PeakBot is a free, AI-powered Discord bot that handles the whole pipeline described above in one place, so you're not stitching three tools together. Its XP and leveling system tracks message and voice activity, produces leaderboards, and grants role rewards automatically, all included in the free tier with no trial and no expiry.

It also folds in the rest of what an active server needs, like an analytics dashboard to read trends, welcome messages and auto-roles for newcomers, and AI moderation that reads message intent per channel instead of matching a fixed blocklist. It's built to replace MEE6, Carl-bot, Dyno, and TidyCord with a single bot, and it currently powers 500+ Discord communities.

To be fair to the alternatives: MEE6 has the most familiar leveling UX and a huge install base; Carl-bot is excellent for reaction roles and automod logic; Dyno is a dependable, long-running moderation workhorse; Arcane is well-regarded specifically for its leveling. Each is a real tool with a real strength. Where PeakBot wins is breadth at zero cost, since you get message and voice leveling, leaderboards, role rewards, and analytics together for free, where most rivals gate leveling features or voice tracking behind a premium plan. For reference, MEE6 premium runs $11.95/mo, Carl-bot $7.99/mo, Dyno $4.99/mo, and Arcane around $7/server/mo. PeakBot's optional Pro is $8.25/month (or $69/year), but everything in this guide works on the free tier.

You can compare features side by side on the PeakBot comparison page, or just add the bot from peakbot.pro and have a working leaderboard the same day.

FAQ

How do I see the most active members in my Discord server?

Add a bot with activity tracking, such as PeakBot, and open its leaderboard. The bot records each member's messages and voice-chat time and ranks them. Discord's native Server Insights shows aggregate trends but never ranks individual members, so a bot is required.

Can Discord show me who is most active without a bot?
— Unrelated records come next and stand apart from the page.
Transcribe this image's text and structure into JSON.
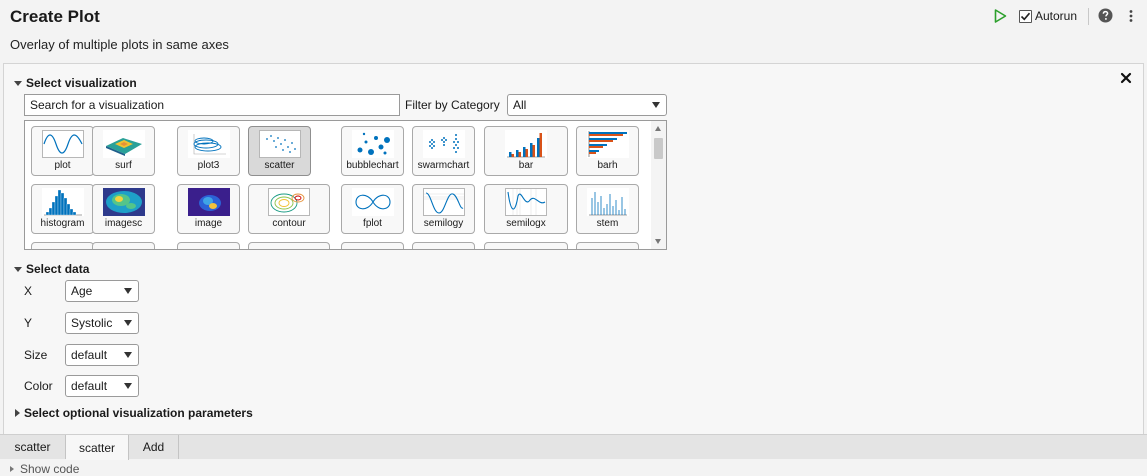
{
  "header": {
    "title": "Create Plot",
    "subtitle": "Overlay of multiple plots in same axes",
    "autorun_label": "Autorun",
    "autorun_checked": true,
    "run_icon": "play-icon",
    "help_icon": "help-icon",
    "menu_icon": "kebab-icon",
    "run_color": "#2ca02c"
  },
  "select_visualization": {
    "heading": "Select visualization",
    "search_value": "Search for a visualization",
    "filter_label": "Filter by Category",
    "category_value": "All",
    "selected": "scatter",
    "gallery": [
      {
        "label": "plot"
      },
      {
        "label": "surf"
      },
      {
        "label": "plot3"
      },
      {
        "label": "scatter"
      },
      {
        "label": "bubblechart"
      },
      {
        "label": "swarmchart"
      },
      {
        "label": "bar"
      },
      {
        "label": "barh"
      },
      {
        "label": "histogram"
      },
      {
        "label": "imagesc"
      },
      {
        "label": "image"
      },
      {
        "label": "contour"
      },
      {
        "label": "fplot"
      },
      {
        "label": "semilogy"
      },
      {
        "label": "semilogx"
      },
      {
        "label": "stem"
      }
    ]
  },
  "select_data": {
    "heading": "Select data",
    "fields": [
      {
        "label": "X",
        "value": "Age"
      },
      {
        "label": "Y",
        "value": "Systolic"
      },
      {
        "label": "Size",
        "value": "default"
      },
      {
        "label": "Color",
        "value": "default"
      }
    ]
  },
  "optional_params": {
    "heading": "Select optional visualization parameters"
  },
  "tabs": [
    {
      "label": "scatter",
      "active": false
    },
    {
      "label": "scatter",
      "active": true
    },
    {
      "label": "Add",
      "active": false
    }
  ],
  "footer": {
    "show_code": "Show code"
  }
}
Not by name. Server Insights (available with Community enabled) shows total messages, retention, and channel traffic over time, but it deliberately keeps per-member activity aggregate and offers no individual leaderboard. To rank specific members you need a bot.

Does activity tracking include voice-chat time or only messages?

It depends on the bot. Many track only messages. PeakBot tracks voice-chat time separately from message activity, so members who mainly hang out in voice still appear on the leaderboard. You can rank by messages, voice time, or combined total.

Is there a free way to build a Discord activity leaderboard?

Yes. PeakBot's XP and leveling system, including message and voice leaderboards and automatic role rewards, is part of its free tier with no trial period and no time limit.

How can a leaderboard help me keep members from leaving?

Watch for movement on the ranking. When a consistently top member suddenly drops off, that's an early churn signal. Reaching out personally to one valued regular is far cheaper and more effective than trying to win back a quiet crowd later.

Will tracking message and voice activity slow down my server?

No. The bot logs activity through Discord's normal event stream and stores the tally on its own side, so there's no performance impact on your server or its members.